287 F. Supp. at 547-548.
Grossner, additionally, noted that the test of Burton v. Wilmington Parking Authority, 365 U.S. 715, 725, 81 S. Ct. 856, 6 L. Ed. 2d 45 (1961), was how far the state "insinuated itself into a position of interdependence . . . that it must be recognized as a joint participant in the challenged activity." 365 U.S. at 725, 81 S. Ct. at 862.
It is apparent to this Court that the Federal Government has in no substantial respect insinuated itself into any form of interdependence with Catholic University. Although money and tax considerations are given to defendant, this is a far cry from any influence on policy or decision-making or the encouragement of any specific policy. Therefore, as to whether there is "governmental action" due to the influx of Federal funds, the Court finds there is not.
The plaintiffs' arguments in relation to tax exemptions and government chartering and government action are equally without merit. The Sixth Circuit recently was confronted with a similar issue in Blackburn v. Fisk University, 443 F.2d 121 (1971). The plaintiffs were students at the University and were suspended without a hearing. Fisk University is a privately endowed university under a charter granted by the State of Tennessee and exempt from state and local taxes. The court, in rejecting plaintiffs' allegation that university action was tantamount to "state action," held:
State involvement sufficient to transform a "private" university into a "State" university requires more than merely chartering the university, Trustees of Dartmouth College v. Woodward, 17 U.S. (4 Wheat.) 518 [4 L. Ed. 629] . . ., providing financial aid in the form of public funds, Grossner v. Trustees of Columbia University, 287 F. Supp. 535 (S.D.N.Y.); or granting of tax exemptions, Browns v. Mitchell, 409 F.2d 593 (10th Cir.).
443 F.2d at 123.
Thus, plaintiffs' allegations of "governmental action" must be rejected. Since there is no governmental action, the constitutional claims of plaintiffs need not be specifically discussed.

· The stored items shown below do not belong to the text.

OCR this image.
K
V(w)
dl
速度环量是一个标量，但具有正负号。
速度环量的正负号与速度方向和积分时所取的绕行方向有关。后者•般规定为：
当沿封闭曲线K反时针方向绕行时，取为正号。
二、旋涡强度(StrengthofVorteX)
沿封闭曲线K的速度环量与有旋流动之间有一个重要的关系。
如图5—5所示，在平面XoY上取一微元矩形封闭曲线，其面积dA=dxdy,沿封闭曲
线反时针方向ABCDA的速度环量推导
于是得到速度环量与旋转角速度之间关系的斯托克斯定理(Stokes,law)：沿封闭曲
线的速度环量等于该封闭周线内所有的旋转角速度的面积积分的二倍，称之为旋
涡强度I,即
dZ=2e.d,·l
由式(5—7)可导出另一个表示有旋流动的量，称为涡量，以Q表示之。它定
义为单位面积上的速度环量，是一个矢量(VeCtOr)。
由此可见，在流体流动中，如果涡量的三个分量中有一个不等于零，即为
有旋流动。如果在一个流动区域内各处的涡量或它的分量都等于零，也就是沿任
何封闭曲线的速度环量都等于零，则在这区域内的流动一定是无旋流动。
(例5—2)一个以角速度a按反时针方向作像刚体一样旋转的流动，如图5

In conclusion, all other claims of plaintiffs have been found to be without sufficient substance to warrant detailed analysis. Although the Court has respect and sympathy for the sincerity and depth of plaintiffs' feelings regarding parity, we are unable to find a legal basis for ruling that plaintiffs are entitled to parity of salaries on the facts presented under the circumstances of this case.